Ahora, el laboratorio de Brivanlou está introduciendo tecnología basada en células madre que hace posible producir en masa cultivos de tejidos que imitan los brotes pulmonares, las estructuras embrionarias que dan origen a nuestros órganos respiratorios. Cuando se infectan con SARS-CoV-2 en el laboratorio, estos «micropulmones» sintéticos ofrecen un modelo poderoso para investigar los mecanismos de COVID-19 y detectar nuevos medicamentos.
Los hallazgos están disponibles en línea en servidor de preimpresión bioRxiv antes de su publicación en una revista revisada por pares.
De alfombras a grupos
El becario postdoctoral Edwin Rosado Olivieri llegó al laboratorio de Brivanlou a principios de 2020, poco antes de que el estado de Nueva York se fuera en el encierro. Exestudiante de posgrado en la Universidad de Harvard, había venido a investigar cómo toman forma los órganos viscerales como el intestino, el hígado y el páncreas durante el desarrollo embrionario, pero inmediatamente cambió de planes para trabajar en el nuevo coronavirus.
En experimentos de laboratorio ordinarios, las células se cultivan en una alfombra de una sola capa, adhiriéndose firmemente al fondo del plato sin recibir mucha información de sus vecinos. Para ver si podía inducir a las células madre generadas en el laboratorio para que se autoorganizaran en algo más parecido al tejido pulmonar embrionario, Rosado Olivieri las cultivó dentro de una matriz elaborada, convenciendo a las células para que treparan una encima de la otra e intercambiaran mensajes, como si fueran reales. lo hacen las células madre en el curso del desarrollo.

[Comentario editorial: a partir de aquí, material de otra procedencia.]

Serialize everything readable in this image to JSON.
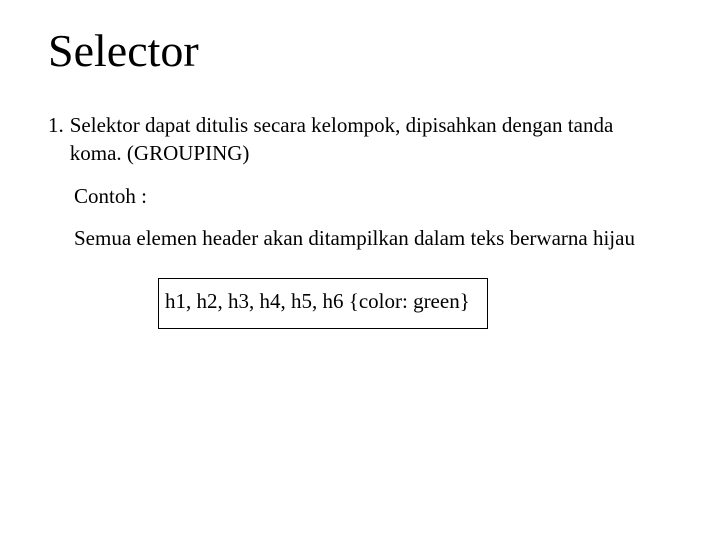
{
  "title": "Selector",
  "item1_number": "1.",
  "item1_text": "Selektor dapat ditulis secara kelompok, dipisahkan dengan tanda koma. (GROUPING)",
  "example_label": "Contoh :",
  "example_desc": "Semua elemen header akan ditampilkan dalam teks berwarna hijau",
  "code": "h1, h2, h3, h4, h5, h6 {color: green}"
}
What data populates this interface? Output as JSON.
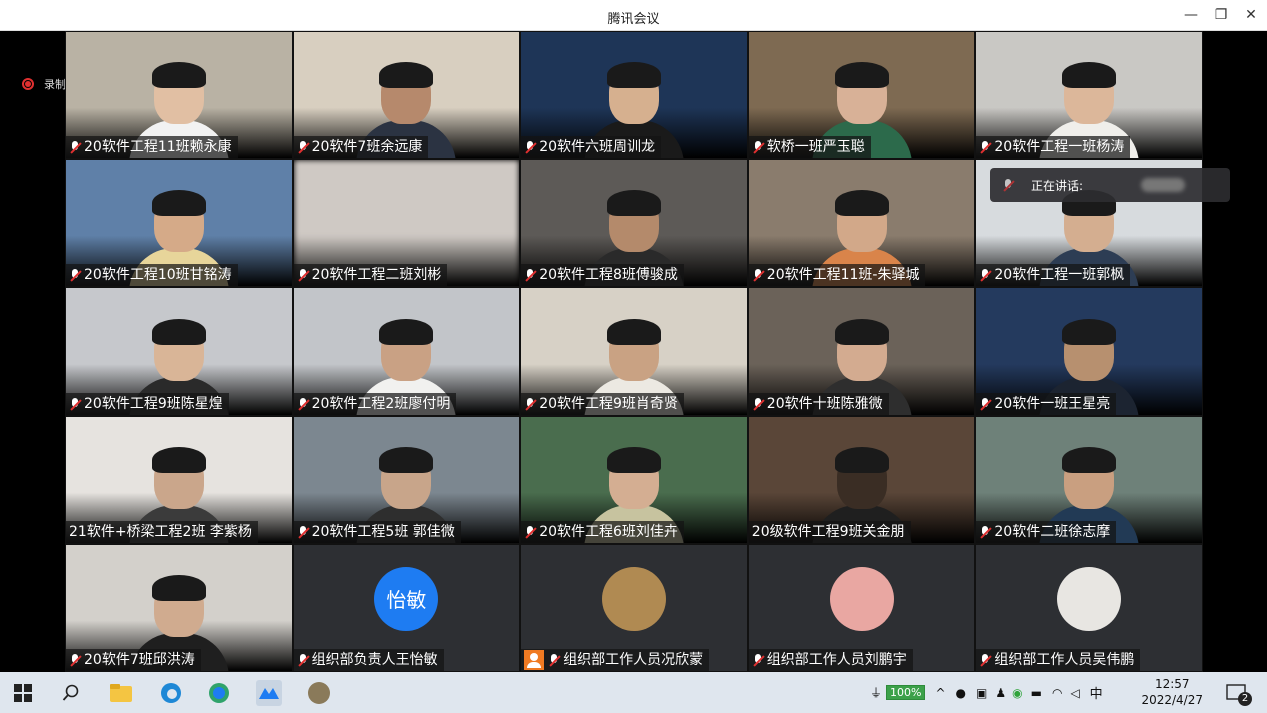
{
  "window": {
    "title": "腾讯会议"
  },
  "recording": {
    "label": "录制中"
  },
  "speaking": {
    "label": "正在讲话:"
  },
  "tiles": [
    {
      "name": "20软件工程11班赖永康",
      "bg": "#b9b2a4",
      "skin": "#e1bfa3",
      "shirt": "#f2f2f2",
      "muted": true
    },
    {
      "name": "20软件7班余远康",
      "bg": "#d8cfc0",
      "skin": "#b6896c",
      "shirt": "#2b3342",
      "muted": true
    },
    {
      "name": "20软件六班周训龙",
      "bg": "#1e3557",
      "skin": "#d6b08f",
      "shirt": "#1a1a1a",
      "muted": true
    },
    {
      "name": "软桥一班严玉聪",
      "bg": "#7e6a52",
      "skin": "#d8b197",
      "shirt": "#2c6a4b",
      "muted": true
    },
    {
      "name": "20软件工程一班杨涛",
      "bg": "#c9c8c4",
      "skin": "#dcb79a",
      "shirt": "#f0efeb",
      "muted": true
    },
    {
      "name": "20软件工程10班甘铭涛",
      "bg": "#5f80a8",
      "skin": "#d5aa88",
      "shirt": "#e7d59a",
      "muted": true
    },
    {
      "name": "20软件工程二班刘彬",
      "bg": "#cfc9c4",
      "skin": "#cfc9c4",
      "shirt": "#cfc9c4",
      "muted": true,
      "blurred": true
    },
    {
      "name": "20软件工程8班傅骏成",
      "bg": "#5d5a57",
      "skin": "#b48a6b",
      "shirt": "#2a2a2a",
      "muted": true
    },
    {
      "name": "20软件工程11班-朱驿城",
      "bg": "#8a7c6d",
      "skin": "#d2a889",
      "shirt": "#d9844a",
      "muted": true
    },
    {
      "name": "20软件工程一班郭枫",
      "bg": "#d7dbde",
      "skin": "#d4ae90",
      "shirt": "#2d3d54",
      "muted": true
    },
    {
      "name": "20软件工程9班陈星煌",
      "bg": "#c6c8cc",
      "skin": "#d9b597",
      "shirt": "#2a2a2a",
      "muted": true
    },
    {
      "name": "20软件工程2班廖付明",
      "bg": "#c2c5c9",
      "skin": "#c9a184",
      "shirt": "#f1f1ef",
      "muted": true
    },
    {
      "name": "20软件工程9班肖奇贤",
      "bg": "#d7d1c6",
      "skin": "#c9a283",
      "shirt": "#ece9e2",
      "muted": true
    },
    {
      "name": "20软件十班陈雅微",
      "bg": "#6b6259",
      "skin": "#d3ab90",
      "shirt": "#2e2e2e",
      "muted": true
    },
    {
      "name": "20软件一班王星亮",
      "bg": "#243a5e",
      "skin": "#b7906f",
      "shirt": "#1c2431",
      "muted": true
    },
    {
      "name": "21软件+桥梁工程2班 李紫杨",
      "bg": "#e6e3df",
      "skin": "#caa68b",
      "shirt": "#3b3b3b",
      "muted": false
    },
    {
      "name": "20软件工程5班 郭佳微",
      "bg": "#7c8790",
      "skin": "#c8a58a",
      "shirt": "#2e2e2e",
      "muted": true
    },
    {
      "name": "20软件工程6班刘佳卉",
      "bg": "#4a6d4e",
      "skin": "#d4ae92",
      "shirt": "#c7c39f",
      "muted": true
    },
    {
      "name": "20级软件工程9班关金朋",
      "bg": "#5a4638",
      "skin": "#3a2d24",
      "shirt": "#1f1f1f",
      "muted": false
    },
    {
      "name": "20软件二班徐志摩",
      "bg": "#6e8179",
      "skin": "#c99f80",
      "shirt": "#223a55",
      "muted": true
    },
    {
      "name": "20软件7班邱洪涛",
      "bg": "#d3d0cb",
      "skin": "#d0ab8f",
      "shirt": "#1f1f1f",
      "muted": true
    }
  ],
  "avatar_tiles": [
    {
      "name": "组织部负责人王怡敏",
      "avatar_text": "怡敏",
      "avatar_color": "#1e7cf2",
      "muted": true,
      "host_badge": false
    },
    {
      "name": "组织部工作人员况欣蒙",
      "avatar_text": "",
      "avatar_color": "#b08a52",
      "muted": true,
      "host_badge": true
    },
    {
      "name": "组织部工作人员刘鹏宇",
      "avatar_text": "",
      "avatar_color": "#e9a7a2",
      "muted": true,
      "host_badge": false
    },
    {
      "name": "组织部工作人员吴伟鹏",
      "avatar_text": "",
      "avatar_color": "#e8e6e2",
      "muted": true,
      "host_badge": false
    }
  ],
  "taskbar": {
    "battery": "100%",
    "ime": "中",
    "time": "12:57",
    "date": "2022/4/27",
    "notifications": "2"
  },
  "colors": {
    "accent": "#1e7cf2",
    "record": "#e03030"
  }
}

En puntos de tiempo cuidadosamente ajustados, estimuló las células con señales que imitaban las que guían la diferenciación de células pulmonares en redes embrionarias. Después de dos semanas, las células habían formado brotes idénticos cuyos perfiles moleculares coincidían estrechamente con los observados en las primeras etapas del desarrollo pulmonar fetal, incluida la formación de vías respiratorias y alvéolos, estructuras que se sabe que están dañadas en muchas personas con COVID-19 grave.
Imitando la enfermedad
Luego, los investigadores bañaron los brotes pulmonares con tres medicamentos de anticuerpos contra el COVID-19, dos de los cuales se están estudiando en ensayos en humanos, y se unieron a colegas en el laboratorio de Charles M. Arroz para infectar los cogollos con SARS-CoV-2. Estos experimentos demostraron que los brotes infectados ofrecen un modelo de enfermedad realista en el que evaluar la potencia de nuevos compuestos farmacológicos; como esperaban los científicos, diferentes combinaciones de anticuerpos redujeron la infección a niveles similares a los observados en experimentos anteriores.

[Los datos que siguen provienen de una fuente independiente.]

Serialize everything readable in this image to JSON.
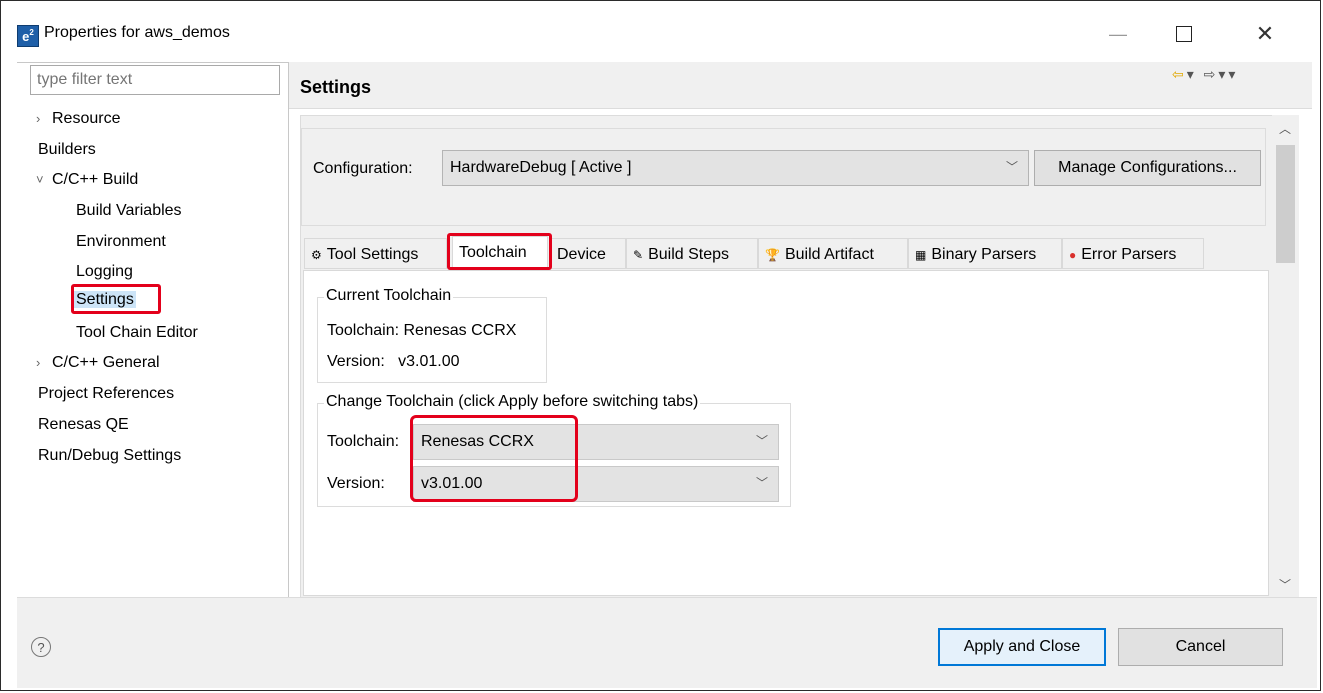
{
  "window": {
    "title": "Properties for aws_demos",
    "icon_text": "e",
    "icon_sup": "2",
    "minimize_icon": "—",
    "close_icon": "✕"
  },
  "filter": {
    "placeholder": "type filter text"
  },
  "tree": [
    {
      "label": "Resource",
      "arrow": "›"
    },
    {
      "label": "Builders",
      "arrow": ""
    },
    {
      "label": "C/C++ Build",
      "arrow": "˅"
    },
    {
      "label": "Build Variables",
      "arrow": ""
    },
    {
      "label": "Environment",
      "arrow": ""
    },
    {
      "label": "Logging",
      "arrow": ""
    },
    {
      "label": "Settings",
      "arrow": "",
      "selected": true
    },
    {
      "label": "Tool Chain Editor",
      "arrow": ""
    },
    {
      "label": "C/C++ General",
      "arrow": "›"
    },
    {
      "label": "Project References",
      "arrow": ""
    },
    {
      "label": "Renesas QE",
      "arrow": ""
    },
    {
      "label": "Run/Debug Settings",
      "arrow": ""
    }
  ],
  "header": {
    "title": "Settings",
    "nav_back": "⇦",
    "nav_forward": "⇨",
    "dropdown": "▾"
  },
  "configuration": {
    "label": "Configuration:",
    "value": "HardwareDebug  [ Active ]",
    "manage_label": "Manage Configurations..."
  },
  "tabs": [
    {
      "label": "Tool Settings",
      "icon": "⚙"
    },
    {
      "label": "Toolchain",
      "icon": "",
      "active": true
    },
    {
      "label": "Device",
      "icon": ""
    },
    {
      "label": "Build Steps",
      "icon": "✎"
    },
    {
      "label": "Build Artifact",
      "icon": "🏆"
    },
    {
      "label": "Binary Parsers",
      "icon": "▦"
    },
    {
      "label": "Error Parsers",
      "icon": "●"
    }
  ],
  "current_toolchain": {
    "title": "Current Toolchain",
    "toolchain_text": "Toolchain: Renesas CCRX",
    "version_text": "Version:   v3.01.00"
  },
  "change_toolchain": {
    "title": "Change Toolchain (click Apply before switching tabs)",
    "toolchain_label": "Toolchain:",
    "toolchain_value": "Renesas CCRX",
    "version_label": "Version:",
    "version_value": "v3.01.00"
  },
  "footer": {
    "help": "?",
    "apply_close": "Apply and Close",
    "cancel": "Cancel"
  },
  "colors": {
    "highlight_red": "#e3001b",
    "selection_blue": "#cce4f7",
    "primary_border": "#0078d7"
  },
  "icons": [
    "app-icon",
    "minimize-icon",
    "maximize-icon",
    "close-icon",
    "back-arrow-icon",
    "forward-arrow-icon",
    "chevron-down-icon",
    "help-icon"
  ]
}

Los investigadores dicen que se han realizado otros esfuerzos para estudiar COVID-19 en tejidos sintéticos como organoides pulmonares, pero enfatizan que el nuevo sistema es excepcionalmente práctico porque puede ampliarse fácilmente para producir grandes cantidades de tejido pulmonar. «Los brotes de pulmón humano sintético nos permiten recapitular las características clave de la enfermedad que de otro modo serían inaccesibles para la experimentación», dice Rosado Olivieri. «Nos brindan la oportunidad de comprender cómo este virus interactúa con las células pulmonares e induce patologías».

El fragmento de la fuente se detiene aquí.